Second, how should strategy consider global cultural diversity? Culture is the ideas, customs, and social behaviour of a human group and reflects ‘how things are done around here.’ Many disciplines study culture (e.g. cross-cultural cognition and business, strategic, or political cultures) – and all of them find it slippery to define and measure. I integrate these largely disconnected fields into a mutually reinforcing framework.
I also conduct two deep dives on culture:
Culture in the individual’s mind and brain: I systematically reviewed thousands of cognitive science papers comparing decision-making in East Asia and the West. I found: (1) for most aspects of choice no robust evidence shows cultural differences (e.g. risk or fairness); (2) some differences are often discussed but lack any clear testing (e.g. East Asians care more about “face”); and (3) some aspects of choice do consistently differ, e.g. East Asians tend to engage in more context-dependent processing than Westerners, by attending more to a salient object’s relationship with its context.
Next I asked if these cognitive differences relate to strategic thinking.
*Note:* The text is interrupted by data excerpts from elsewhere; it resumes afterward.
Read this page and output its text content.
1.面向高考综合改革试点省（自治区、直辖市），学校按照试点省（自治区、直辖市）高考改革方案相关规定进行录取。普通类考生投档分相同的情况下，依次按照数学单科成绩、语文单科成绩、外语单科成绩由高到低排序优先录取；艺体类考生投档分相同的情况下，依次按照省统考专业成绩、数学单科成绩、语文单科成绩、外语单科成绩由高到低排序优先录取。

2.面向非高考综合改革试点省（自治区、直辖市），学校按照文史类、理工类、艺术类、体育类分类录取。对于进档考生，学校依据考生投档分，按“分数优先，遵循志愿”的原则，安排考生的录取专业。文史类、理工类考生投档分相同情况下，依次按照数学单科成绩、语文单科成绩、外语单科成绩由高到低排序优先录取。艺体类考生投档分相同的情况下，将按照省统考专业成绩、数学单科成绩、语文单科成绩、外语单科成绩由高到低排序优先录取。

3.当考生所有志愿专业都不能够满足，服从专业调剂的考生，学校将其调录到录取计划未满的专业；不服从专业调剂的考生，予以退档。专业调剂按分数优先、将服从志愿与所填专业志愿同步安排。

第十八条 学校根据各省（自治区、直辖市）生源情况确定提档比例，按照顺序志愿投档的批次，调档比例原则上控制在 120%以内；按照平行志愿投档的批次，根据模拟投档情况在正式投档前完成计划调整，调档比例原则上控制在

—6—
I compared China and the US using empirical data from doctrine, elite opinion (including interviews in China) and extant scholarship. Context-dependence, for instance, helps explain different representations of deterrence, offense and defense.
Recommendations:
(1) Apply a framework integrating cultural insights from multiple disciplines in order to anticipate both (a) competitors’ decision-making, and (b) how to influence the global swing states crucial to success in global grey zone competition.
(2) Cultural commonalties between the world’s humans greatly outweigh differences, but specific differences—e.g. context dependence—can provide operationalizable tools to cause intended, and avoid unintended, effects.